Unlike the UK, where you are registered with one doctor or doctor’s surgery, who have your file detailing your every ailment from childhood to the present day, the French have always been able to consult whomever they please, whenever they please, as often as they please. There is nothing to prevent someone who is horrified at the appearance of four insolent blackheads on their nose from making an appointment to see a dermatologist directly. Or someone suffering from a mild bout of indigestion from missing out the GP middle-man and opting to see a gastroenterologist instead. No system of referrals has hitherto existed to ensure that taxpayers’ money is not wasted by hypochondriacs electing to visit several specialists for their maladies imaginaires, and soliciting a second, third or even fourth opinion.
The social security system has unquestioningly picked up its share of the tab all this time (the same amount for every patient, no means testing required), while mutuelles, private health insurers, whose policies every worker subscribes to as part of their employment package, pay some or all of the rest. Or very little, in the case of dental work. Serious financial planning is advisable if, say, you need a tooth crowning in this country – you may have to forfeit your holiday plans or that nice Ipod photo you had set your heart on in order to pay the dentist.
The eminently sensible change being wrought by the innocent looking form is that everyone now has to choose a GP to be their first point of contact: their médecin traitant. The only specialists that people will be able to consult without a GP referral are gynecologists, dentists, ophthalmologists, paediatricians and psychiatrists. Other appointments can presumably still be made, but will no longer be reimbursed. Which is very dissuasive indeed.
Understandably perhaps, there is a lot of opposition to this new measure. Old habits die hard, and many people resent having to go and see a GP, who might be a complete stranger, just to obtain a referral to the specialist they have been frequenting for a decade or more.
Personally I’ve never seen a French GP more than once. Depending on where I was working at any given time I tended to see someone close to my office, and I’m very British about ailments like colds that the French invariably to see a doctor about, preferring to dip into my large stock of generic UK supermarket cold cures. Tadpole has a doctor she sees fairly regularly, a GP chosen mainly because the local paediatricians recommended to me were taking on no new patients. She is lovely, and less heavy handed with the antibiotics than most French physicians I’ve crossed paths with, but I have no idea whether she will consent to signing Mr Frog’s and my forms. Doctors are under no obligation to accept everyone, and do not have to give any justification for their refusals. As she happens to be very popular in our neighbourhood, she is undoubtedly fully booked already. The forms have been sent out in three huge postal waves, meaning that people with surnames ending in A – O may have bagged all the available places. Desperate times call for desperate measures: I’ll have to take my chequebook and see if she can be bribed.
Who knows, she may be one of the doctors boycotting the new system in protest at becoming some sort of clearing house and refuse to sign any forms at all.

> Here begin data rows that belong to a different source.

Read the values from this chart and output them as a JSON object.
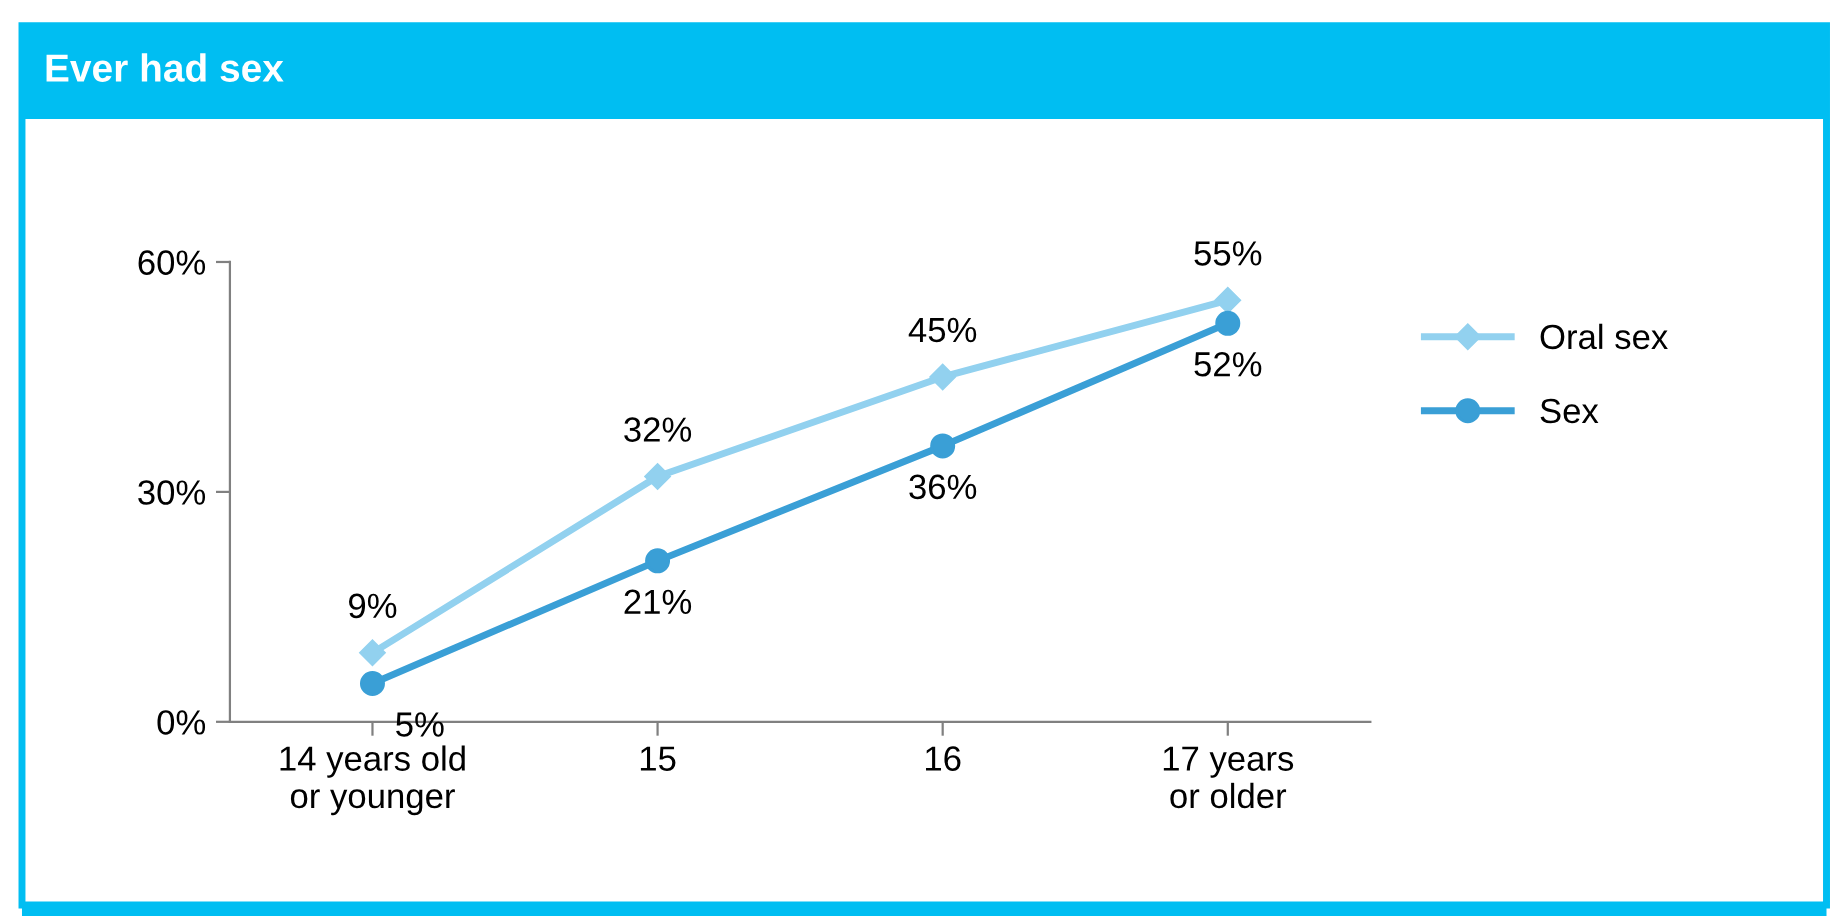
{
  "chart_data": {
    "type": "line",
    "title": "Ever had sex",
    "categories": [
      "14 years old\nor younger",
      "15",
      "16",
      "17 years\nor older"
    ],
    "series": [
      {
        "name": "Oral sex",
        "color": "#92d1ef",
        "values": [
          9,
          32,
          45,
          55
        ],
        "value_labels": [
          "9%",
          "32%",
          "45%",
          "55%"
        ],
        "marker": "diamond"
      },
      {
        "name": "Sex",
        "color": "#3a9fd6",
        "values": [
          5,
          21,
          36,
          52
        ],
        "value_labels": [
          "5%",
          "21%",
          "36%",
          "52%"
        ],
        "marker": "circle"
      }
    ],
    "ylim": [
      0,
      60
    ],
    "yticks": [
      {
        "value": 0,
        "label": "0%"
      },
      {
        "value": 30,
        "label": "30%"
      },
      {
        "value": 60,
        "label": "60%"
      }
    ],
    "grid": false,
    "legend": "right",
    "line_style": "solid"
  }
}
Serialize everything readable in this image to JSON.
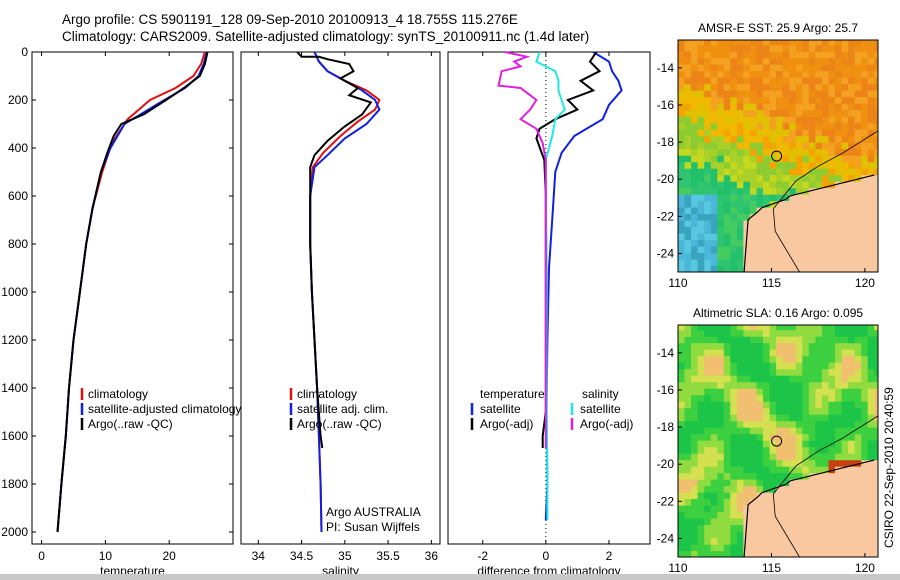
{
  "header": {
    "line1": "Argo profile: CS 5901191_128 09-Sep-2010 20100913_4 18.755S 115.276E",
    "line2": "Climatology: CARS2009. Satellite-adjusted climatology: synTS_20100911.nc (1.4d later)"
  },
  "side_label": "CSIRO 22-Sep-2010 20:40:59",
  "colors": {
    "climatology": "#e01010",
    "satellite": "#1020e0",
    "argo": "#000000",
    "cyan": "#20e8e8",
    "magenta": "#e020e0"
  },
  "chart_data": [
    {
      "type": "line",
      "id": "temperature",
      "xlabel": "temperature",
      "ylabel": "",
      "xlim": [
        -1.5,
        30
      ],
      "ylim": [
        2050,
        0
      ],
      "xticks": [
        0,
        10,
        20
      ],
      "yticks": [
        0,
        200,
        400,
        600,
        800,
        1000,
        1200,
        1400,
        1600,
        1800,
        2000
      ],
      "legend": {
        "placement": "lower-right",
        "entries": [
          "climatology",
          "satellite-adjusted climatology",
          "Argo(..raw -QC)"
        ]
      },
      "series": [
        {
          "name": "climatology",
          "color": "climatology",
          "points": [
            [
              25.6,
              0
            ],
            [
              25.0,
              50
            ],
            [
              23.8,
              100
            ],
            [
              21,
              150
            ],
            [
              17,
              200
            ],
            [
              13.5,
              280
            ],
            [
              11,
              380
            ],
            [
              9.5,
              500
            ],
            [
              8,
              650
            ],
            [
              7,
              800
            ],
            [
              6,
              1000
            ],
            [
              5,
              1200
            ],
            [
              4.3,
              1400
            ],
            [
              3.8,
              1600
            ],
            [
              3.1,
              1800
            ],
            [
              2.5,
              2000
            ]
          ]
        },
        {
          "name": "satellite-adjusted climatology",
          "color": "satellite",
          "points": [
            [
              25.9,
              0
            ],
            [
              25.4,
              50
            ],
            [
              24.6,
              100
            ],
            [
              22.5,
              150
            ],
            [
              18,
              220
            ],
            [
              13,
              300
            ],
            [
              10.8,
              400
            ],
            [
              9.3,
              500
            ],
            [
              8,
              650
            ],
            [
              7,
              800
            ],
            [
              6,
              1000
            ],
            [
              5,
              1200
            ],
            [
              4.3,
              1400
            ],
            [
              3.8,
              1600
            ],
            [
              3.1,
              1800
            ],
            [
              2.5,
              2000
            ]
          ]
        },
        {
          "name": "Argo(..raw -QC)",
          "color": "argo",
          "points": [
            [
              26,
              0
            ],
            [
              25.6,
              50
            ],
            [
              24.8,
              100
            ],
            [
              22.3,
              150
            ],
            [
              19.5,
              200
            ],
            [
              16,
              260
            ],
            [
              12.5,
              300
            ],
            [
              11.3,
              350
            ],
            [
              10.3,
              420
            ],
            [
              9.3,
              500
            ],
            [
              8,
              650
            ],
            [
              7,
              800
            ],
            [
              6,
              1000
            ],
            [
              5,
              1200
            ],
            [
              4.3,
              1400
            ],
            [
              3.8,
              1600
            ],
            [
              3.1,
              1800
            ],
            [
              2.5,
              2000
            ]
          ]
        }
      ]
    },
    {
      "type": "line",
      "id": "salinity",
      "xlabel": "salinity",
      "ylabel": "",
      "xlim": [
        33.8,
        36.1
      ],
      "ylim": [
        2050,
        0
      ],
      "xticks": [
        34,
        34.5,
        35,
        35.5,
        36
      ],
      "yticks": [],
      "annotations": [
        "Argo AUSTRALIA",
        "PI: Susan Wijffels"
      ],
      "legend": {
        "placement": "lower-right",
        "entries": [
          "climatology",
          "satellite adj. clim.",
          "Argo(..raw -QC)"
        ]
      },
      "series": [
        {
          "name": "climatology",
          "color": "climatology",
          "points": [
            [
              34.65,
              0
            ],
            [
              34.7,
              40
            ],
            [
              34.8,
              80
            ],
            [
              35.0,
              120
            ],
            [
              35.25,
              160
            ],
            [
              35.4,
              200
            ],
            [
              35.35,
              240
            ],
            [
              35.15,
              290
            ],
            [
              34.95,
              350
            ],
            [
              34.75,
              420
            ],
            [
              34.63,
              480
            ],
            [
              34.6,
              600
            ],
            [
              34.6,
              800
            ],
            [
              34.62,
              1000
            ],
            [
              34.65,
              1200
            ],
            [
              34.68,
              1400
            ],
            [
              34.7,
              1600
            ],
            [
              34.72,
              1800
            ],
            [
              34.73,
              2000
            ]
          ]
        },
        {
          "name": "satellite adj. clim.",
          "color": "satellite",
          "points": [
            [
              34.65,
              0
            ],
            [
              34.7,
              40
            ],
            [
              34.8,
              80
            ],
            [
              35.0,
              120
            ],
            [
              35.2,
              160
            ],
            [
              35.35,
              200
            ],
            [
              35.4,
              240
            ],
            [
              35.25,
              300
            ],
            [
              35.0,
              360
            ],
            [
              34.8,
              430
            ],
            [
              34.65,
              480
            ],
            [
              34.6,
              600
            ],
            [
              34.6,
              800
            ],
            [
              34.62,
              1000
            ],
            [
              34.65,
              1200
            ],
            [
              34.68,
              1400
            ],
            [
              34.7,
              1600
            ],
            [
              34.72,
              1800
            ],
            [
              34.73,
              2000
            ]
          ]
        },
        {
          "name": "Argo(..raw -QC)",
          "color": "argo",
          "points": [
            [
              34.45,
              0
            ],
            [
              34.5,
              20
            ],
            [
              34.7,
              20
            ],
            [
              34.8,
              30
            ],
            [
              35.05,
              50
            ],
            [
              35.1,
              80
            ],
            [
              34.95,
              110
            ],
            [
              35.15,
              150
            ],
            [
              35.05,
              180
            ],
            [
              35.3,
              210
            ],
            [
              35.2,
              260
            ],
            [
              35.0,
              310
            ],
            [
              34.8,
              370
            ],
            [
              34.65,
              430
            ],
            [
              34.6,
              480
            ],
            [
              34.6,
              600
            ],
            [
              34.6,
              800
            ],
            [
              34.62,
              1000
            ],
            [
              34.65,
              1200
            ],
            [
              34.68,
              1400
            ],
            [
              34.72,
              1600
            ],
            [
              34.74,
              1650
            ]
          ]
        }
      ]
    },
    {
      "type": "line",
      "id": "difference",
      "xlabel": "difference from climatology",
      "ylabel": "",
      "xlim": [
        -3.1,
        3.3
      ],
      "ylim": [
        2050,
        0
      ],
      "xticks": [
        -2,
        0,
        2
      ],
      "yticks": [],
      "legend": {
        "placement": "lower-right",
        "columns": [
          {
            "title": "temperature",
            "entries": [
              "satellite",
              "Argo(-adj)"
            ]
          },
          {
            "title": "salinity",
            "entries": [
              "satellite",
              "Argo(-adj)"
            ]
          }
        ]
      },
      "series": [
        {
          "name": "temperature satellite",
          "color": "satellite",
          "points": [
            [
              1.5,
              0
            ],
            [
              2.0,
              40
            ],
            [
              2.1,
              80
            ],
            [
              2.3,
              120
            ],
            [
              2.4,
              160
            ],
            [
              2.0,
              220
            ],
            [
              1.8,
              280
            ],
            [
              0.9,
              350
            ],
            [
              0.5,
              420
            ],
            [
              0.3,
              500
            ],
            [
              0.2,
              700
            ],
            [
              0.1,
              900
            ],
            [
              0.05,
              1200
            ],
            [
              0.02,
              1500
            ],
            [
              0.05,
              1800
            ],
            [
              0.0,
              1950
            ]
          ]
        },
        {
          "name": "temperature Argo(-adj)",
          "color": "argo",
          "points": [
            [
              1.6,
              0
            ],
            [
              1.4,
              40
            ],
            [
              1.7,
              80
            ],
            [
              1.1,
              120
            ],
            [
              1.5,
              160
            ],
            [
              0.7,
              200
            ],
            [
              1.0,
              240
            ],
            [
              0.3,
              280
            ],
            [
              -0.2,
              320
            ],
            [
              -0.3,
              360
            ],
            [
              -0.05,
              450
            ],
            [
              0.0,
              600
            ],
            [
              0.0,
              900
            ],
            [
              0.0,
              1200
            ],
            [
              0.0,
              1500
            ],
            [
              -0.1,
              1600
            ],
            [
              -0.1,
              1650
            ]
          ]
        },
        {
          "name": "salinity satellite",
          "color": "cyan",
          "points": [
            [
              -0.2,
              0
            ],
            [
              -0.3,
              40
            ],
            [
              0.3,
              80
            ],
            [
              0.4,
              120
            ],
            [
              0.4,
              160
            ],
            [
              0.5,
              200
            ],
            [
              0.6,
              240
            ],
            [
              0.3,
              280
            ],
            [
              0.2,
              350
            ],
            [
              0.0,
              450
            ],
            [
              0.0,
              600
            ],
            [
              0.02,
              800
            ],
            [
              0.03,
              1000
            ],
            [
              0.02,
              1200
            ],
            [
              0.03,
              1500
            ],
            [
              0.05,
              1800
            ],
            [
              0.05,
              1950
            ]
          ]
        },
        {
          "name": "salinity Argo(-adj)",
          "color": "magenta",
          "points": [
            [
              -1.3,
              0
            ],
            [
              -0.6,
              20
            ],
            [
              -1.0,
              40
            ],
            [
              -0.8,
              60
            ],
            [
              -1.4,
              80
            ],
            [
              -1.5,
              140
            ],
            [
              -0.8,
              150
            ],
            [
              -0.5,
              180
            ],
            [
              -0.3,
              200
            ],
            [
              -0.5,
              240
            ],
            [
              -0.8,
              280
            ],
            [
              -0.3,
              320
            ],
            [
              -0.1,
              380
            ],
            [
              0.0,
              450
            ],
            [
              0.0,
              600
            ],
            [
              0.0,
              900
            ],
            [
              0.0,
              1200
            ],
            [
              0.0,
              1500
            ],
            [
              0.0,
              1650
            ]
          ]
        }
      ]
    }
  ],
  "maps": [
    {
      "id": "sst",
      "title": "AMSR-E SST: 25.9 Argo: 25.7",
      "xlim": [
        110,
        120.7
      ],
      "ylim": [
        -25,
        -12.5
      ],
      "xticks": [
        110,
        115,
        120
      ],
      "yticks": [
        -14,
        -16,
        -18,
        -20,
        -22,
        -24
      ],
      "argo_position": {
        "lon": 115.276,
        "lat": -18.755
      },
      "field": "sst"
    },
    {
      "id": "sla",
      "title": "Altimetric SLA: 0.16 Argo: 0.095",
      "xlim": [
        110,
        120.7
      ],
      "ylim": [
        -25,
        -12.5
      ],
      "xticks": [
        110,
        115,
        120
      ],
      "yticks": [
        -14,
        -16,
        -18,
        -20,
        -22,
        -24
      ],
      "argo_position": {
        "lon": 115.276,
        "lat": -18.755
      },
      "field": "sla"
    }
  ]
}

In any case we now have until July 1st to be ill, visit the doctor and get the forms signed. And if we remain in perfect health, we’ll probably end up making an appointment anyway (at a cost of just over € 20 to the social security system) just to get the signature and coveted inky stamp on the form (the French are VERY attached to their ‘tampons’, and no official form would be complete without several illegible stamps).
If every single French person does this before 1 July, at a cost of € 20 per adult, I think we can safely expect an even bigger social security deficit this year. Thereby defeating the cost-cutting object of the whole excercise, at least in the short term. And creating a swathe of paperwork for the bureaucrats to process.
Atchoum! I feel a cold coming on. Off to the doctor’s I go…
*French for Atishoo! I have actually heard people pronouncing the ‘m’ when they sneeze. I swear.